The 3rd pitch moves on the ledge, with direction toward the foot of the chimney.
The 4th pitch follows the chimney, which has been climbed during an older attempt and which is protected with two pitons, until the second sloping mossy ledge.
The 5th pitch moves on the ledge and it requires caution as regards the orientation. The direction that must be followed is toward a characteristic cave, following obvious dihedrals on the right side.
The 6th pitch (VI) and the 7th pitch (V+) lead high on a ridge, where they meet the line of "Kopsi ton Triestinon" and they follow it up to its end.

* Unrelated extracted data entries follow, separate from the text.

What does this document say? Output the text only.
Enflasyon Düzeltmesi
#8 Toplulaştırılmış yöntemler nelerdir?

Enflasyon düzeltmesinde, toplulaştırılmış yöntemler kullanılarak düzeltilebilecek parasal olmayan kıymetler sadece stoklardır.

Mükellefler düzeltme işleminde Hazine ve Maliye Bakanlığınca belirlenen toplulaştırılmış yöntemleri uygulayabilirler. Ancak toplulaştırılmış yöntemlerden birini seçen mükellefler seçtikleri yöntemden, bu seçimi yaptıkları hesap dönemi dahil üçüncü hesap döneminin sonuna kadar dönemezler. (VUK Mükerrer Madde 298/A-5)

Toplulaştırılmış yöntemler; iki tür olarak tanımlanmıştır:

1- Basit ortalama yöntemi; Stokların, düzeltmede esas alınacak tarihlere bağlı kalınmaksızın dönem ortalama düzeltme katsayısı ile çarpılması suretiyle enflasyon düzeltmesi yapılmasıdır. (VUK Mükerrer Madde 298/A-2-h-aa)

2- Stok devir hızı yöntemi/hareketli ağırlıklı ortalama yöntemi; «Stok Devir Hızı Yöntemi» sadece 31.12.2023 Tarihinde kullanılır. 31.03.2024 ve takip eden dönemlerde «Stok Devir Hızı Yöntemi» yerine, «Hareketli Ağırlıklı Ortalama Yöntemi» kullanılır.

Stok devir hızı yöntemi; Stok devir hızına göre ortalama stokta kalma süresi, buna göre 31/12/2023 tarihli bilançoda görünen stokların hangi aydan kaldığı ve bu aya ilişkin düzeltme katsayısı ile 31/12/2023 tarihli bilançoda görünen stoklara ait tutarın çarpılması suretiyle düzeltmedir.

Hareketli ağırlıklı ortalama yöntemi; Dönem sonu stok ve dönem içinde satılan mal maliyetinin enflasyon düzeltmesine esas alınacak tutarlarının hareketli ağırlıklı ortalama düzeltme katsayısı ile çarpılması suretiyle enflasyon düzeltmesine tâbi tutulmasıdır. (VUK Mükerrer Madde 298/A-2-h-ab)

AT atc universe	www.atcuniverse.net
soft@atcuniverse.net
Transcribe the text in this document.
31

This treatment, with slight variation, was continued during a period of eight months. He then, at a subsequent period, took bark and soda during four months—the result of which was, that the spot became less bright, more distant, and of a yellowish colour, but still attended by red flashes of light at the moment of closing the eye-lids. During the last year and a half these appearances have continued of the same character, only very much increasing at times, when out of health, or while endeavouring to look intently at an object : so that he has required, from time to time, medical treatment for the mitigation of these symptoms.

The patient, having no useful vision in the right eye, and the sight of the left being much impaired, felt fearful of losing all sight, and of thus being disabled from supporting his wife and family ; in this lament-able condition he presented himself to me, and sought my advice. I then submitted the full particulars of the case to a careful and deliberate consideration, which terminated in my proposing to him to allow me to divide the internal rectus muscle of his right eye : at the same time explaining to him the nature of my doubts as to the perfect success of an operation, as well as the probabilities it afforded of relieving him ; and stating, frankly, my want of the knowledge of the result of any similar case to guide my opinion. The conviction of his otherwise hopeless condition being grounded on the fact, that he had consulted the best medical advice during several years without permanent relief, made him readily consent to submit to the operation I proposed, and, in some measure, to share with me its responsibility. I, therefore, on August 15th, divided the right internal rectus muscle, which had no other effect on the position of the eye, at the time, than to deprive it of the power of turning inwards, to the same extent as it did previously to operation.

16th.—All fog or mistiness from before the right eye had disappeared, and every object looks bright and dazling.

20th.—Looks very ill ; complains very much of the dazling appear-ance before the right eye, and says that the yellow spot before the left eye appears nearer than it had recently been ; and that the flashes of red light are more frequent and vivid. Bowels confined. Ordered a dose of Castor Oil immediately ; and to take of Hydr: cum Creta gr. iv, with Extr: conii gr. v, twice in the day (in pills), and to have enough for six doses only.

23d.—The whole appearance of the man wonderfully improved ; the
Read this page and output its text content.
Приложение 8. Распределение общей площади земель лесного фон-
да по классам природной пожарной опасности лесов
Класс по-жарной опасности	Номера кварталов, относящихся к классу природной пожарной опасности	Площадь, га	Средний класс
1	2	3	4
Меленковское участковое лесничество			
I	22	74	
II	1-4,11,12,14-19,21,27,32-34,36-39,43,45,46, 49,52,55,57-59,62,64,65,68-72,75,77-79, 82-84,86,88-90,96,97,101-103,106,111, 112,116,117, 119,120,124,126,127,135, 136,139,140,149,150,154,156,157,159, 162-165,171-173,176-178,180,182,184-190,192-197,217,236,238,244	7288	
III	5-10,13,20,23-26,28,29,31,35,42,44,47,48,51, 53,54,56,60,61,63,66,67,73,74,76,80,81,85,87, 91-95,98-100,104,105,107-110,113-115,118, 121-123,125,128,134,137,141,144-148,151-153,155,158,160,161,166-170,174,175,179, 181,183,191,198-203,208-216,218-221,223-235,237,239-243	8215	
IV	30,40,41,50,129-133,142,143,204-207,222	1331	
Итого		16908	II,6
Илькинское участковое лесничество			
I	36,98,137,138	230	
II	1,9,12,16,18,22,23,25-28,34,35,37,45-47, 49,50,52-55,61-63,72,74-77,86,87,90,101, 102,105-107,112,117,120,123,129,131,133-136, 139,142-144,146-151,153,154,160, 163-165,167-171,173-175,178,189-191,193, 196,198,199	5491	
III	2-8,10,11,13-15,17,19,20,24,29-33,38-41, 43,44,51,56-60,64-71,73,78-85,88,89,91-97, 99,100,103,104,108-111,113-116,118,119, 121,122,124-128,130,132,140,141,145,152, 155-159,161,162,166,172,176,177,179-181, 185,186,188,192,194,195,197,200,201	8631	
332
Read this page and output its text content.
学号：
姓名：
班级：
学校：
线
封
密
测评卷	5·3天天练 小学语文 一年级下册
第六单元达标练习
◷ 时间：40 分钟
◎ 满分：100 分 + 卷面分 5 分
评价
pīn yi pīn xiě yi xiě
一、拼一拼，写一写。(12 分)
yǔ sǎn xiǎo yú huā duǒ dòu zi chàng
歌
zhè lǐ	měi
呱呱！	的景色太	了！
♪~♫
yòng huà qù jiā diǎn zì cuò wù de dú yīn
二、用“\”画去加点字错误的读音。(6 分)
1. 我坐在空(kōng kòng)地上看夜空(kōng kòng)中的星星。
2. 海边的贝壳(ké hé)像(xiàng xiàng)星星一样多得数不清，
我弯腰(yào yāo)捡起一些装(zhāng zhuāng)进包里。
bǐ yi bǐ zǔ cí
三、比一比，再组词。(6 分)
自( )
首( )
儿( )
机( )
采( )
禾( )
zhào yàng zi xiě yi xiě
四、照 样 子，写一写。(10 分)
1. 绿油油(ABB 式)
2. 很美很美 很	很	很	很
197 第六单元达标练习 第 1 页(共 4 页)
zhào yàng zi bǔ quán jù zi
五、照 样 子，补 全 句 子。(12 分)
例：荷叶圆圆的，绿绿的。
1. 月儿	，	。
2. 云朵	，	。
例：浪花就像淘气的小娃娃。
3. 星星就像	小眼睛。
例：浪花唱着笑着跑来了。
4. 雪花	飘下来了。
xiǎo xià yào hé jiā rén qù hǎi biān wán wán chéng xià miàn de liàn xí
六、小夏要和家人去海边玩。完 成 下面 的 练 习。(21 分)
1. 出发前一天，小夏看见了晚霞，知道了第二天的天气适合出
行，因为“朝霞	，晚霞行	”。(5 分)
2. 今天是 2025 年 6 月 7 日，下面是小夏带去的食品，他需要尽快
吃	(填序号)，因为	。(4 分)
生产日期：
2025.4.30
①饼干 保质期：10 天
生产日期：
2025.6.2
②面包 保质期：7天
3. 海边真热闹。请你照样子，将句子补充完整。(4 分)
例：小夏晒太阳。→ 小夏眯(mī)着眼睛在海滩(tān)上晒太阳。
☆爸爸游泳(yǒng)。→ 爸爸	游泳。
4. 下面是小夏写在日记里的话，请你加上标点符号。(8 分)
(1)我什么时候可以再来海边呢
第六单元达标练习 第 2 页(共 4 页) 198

The gear required for the ascent of the route consists of a set of nuts and a set of friends, while it would be even safer if some pitons were included.
The first repetition of the route was realized on 17/7/2000 by H. Mpelogiannis - G. Voutyropoulos.
On 16/8/2006, G. Torelli - N. Karympalis climbed the first pitch of the route by entering directly into the dihedral, meaning without accessing it by abseiling from the left, and they rated it at VI. Moreover, they added a few pieces of equipment that facilitate the escape from R4. Specifically, they added 2 pitons to R4, 1 bolt at the base of the rock under R3 and 1 bolt under R2 (5m below), from where it takes just one abseil of 60m to get down to the ground.